When one examines financial products in detail, it becomes apparent that rather than dealing with a relatively simple species taxonomy, it is more akin to understanding the human genome. For example, hybrid and structured instruments can contain equity, debt and derivatives components, making it extremely difficult to identify the appropriate classification code to be assigned, especially when only a limited number of the attributes are available for use. Therefore, simple solutions have evolved based on how the instrument is traded in the market.
Consequently, if the market treats the product as an equity, then it gets classified as an equity, otherwise if the market treats the instrument as a debt product, it gets classified accordingly. This scenario works well if one keeps the top-level categories and the hierarchical depth to a minimum, however the more complex a classification becomes, the more difficult the code allocation becomes and the more chance of ambiguities being introduced.
In addition to the limited number of characteristics that can be represented, there are other potential areas of concern. These include, an inconsistent approach to the hierarchical tree structure (ie, it may contain branches of mixed semantic meaning), or instances where more than one piece of information is represented within an attribute or jurisdiction, or market-specific characteristics are embedded within the classification.
Given the detailed analysis required to construct an unbreakable classification, it is not surprising to see users opting for a quick-win alternative and designing flat instrument type code lists, rather than taking on this onerous exercise.
Whether a classification is used as part of the investment decision-making process, to support corporate governance or to adhere to regulatory requirements, there are a mind-boggling number of classifications an organization needs to consider (see table).
Overlap
There is obviously a certain amount of overlap between the various classifications, and given that the ISO CFI has not achieved the market traction one would have expected, this highlights the need for an industry-wide review.

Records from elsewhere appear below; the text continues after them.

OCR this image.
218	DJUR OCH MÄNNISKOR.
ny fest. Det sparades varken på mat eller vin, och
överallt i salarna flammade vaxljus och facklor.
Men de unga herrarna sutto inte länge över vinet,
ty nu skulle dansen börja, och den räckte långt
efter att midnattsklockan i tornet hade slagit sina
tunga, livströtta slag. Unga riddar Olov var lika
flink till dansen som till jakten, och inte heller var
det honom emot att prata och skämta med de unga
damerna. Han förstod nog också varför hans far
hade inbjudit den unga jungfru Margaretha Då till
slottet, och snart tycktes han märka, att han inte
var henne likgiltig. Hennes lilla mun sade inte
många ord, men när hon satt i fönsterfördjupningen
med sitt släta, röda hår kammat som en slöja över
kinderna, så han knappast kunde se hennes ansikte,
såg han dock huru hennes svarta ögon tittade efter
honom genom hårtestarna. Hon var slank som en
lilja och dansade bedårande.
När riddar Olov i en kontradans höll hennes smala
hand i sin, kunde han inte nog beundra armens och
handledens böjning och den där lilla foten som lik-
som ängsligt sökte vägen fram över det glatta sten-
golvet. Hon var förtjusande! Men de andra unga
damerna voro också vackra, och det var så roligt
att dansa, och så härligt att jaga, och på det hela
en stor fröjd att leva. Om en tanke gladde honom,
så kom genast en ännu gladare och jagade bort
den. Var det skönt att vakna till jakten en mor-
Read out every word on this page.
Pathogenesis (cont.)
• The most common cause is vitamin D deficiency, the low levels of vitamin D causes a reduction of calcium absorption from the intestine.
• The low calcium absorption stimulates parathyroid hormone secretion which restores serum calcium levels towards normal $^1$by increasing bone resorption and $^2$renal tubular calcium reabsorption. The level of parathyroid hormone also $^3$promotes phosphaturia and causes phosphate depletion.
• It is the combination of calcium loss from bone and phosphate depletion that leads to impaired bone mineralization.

A semantically correct and multi-purpose CFI should be within the grasp of the industry. But identification of the resources needed to undertake an assessment is likely to be an issue, at this time of cutbacks and reduced resourcing commitments.
Identifying an organization willing to take on the role of a registration authority of an enhanced classification could be a major issue too, especially if the standard goes beyond the needs of the registration authority itself, thus resulting in an onerous amount of increased maintenance with little benefits to show in return for the registrar. In the past, vendors have shown interest in taking on this role, since they have a reasonable business case for doing so, that being to "lock in" customers to their own service offerings.
Another solution to the maintenance question could be for a financial instrument classification to be managed and maintained as part of the ISO 20022 repository. At the end of the day, a classification is merely a code list, albeit with structure, and as such it lends itself for incorporation into the ISO 20022 repository, which supports hundreds of code lists used by the industry. Alternatively, a mechanism that takes advantage of the latest online community-based offerings could also be considered.
Given the current commitments to the existing standards, it is unlikely we will see a complete overhaul of a standard, like the ISO CFI. Nonetheless, the industry does require an instrument classification scheme that can be used to support the investment decision-making process and for identifying the appropriate risk and fair price calculations to be applied to an instrument. To achieve this, one requires a clear definition of the business contexts the classification is designed for (or "classification facets"). Identification of the key attributes (or characteristics) can then follow, without any preconceived hierarchical structure. Having the attributes independent of the taxonomy has the advantage of providing the capability, if so required, of applying separate views (taxonomic hierarchies) depending on the business context, therefore ensuring the industry is provided with a multi-purpose classification standard.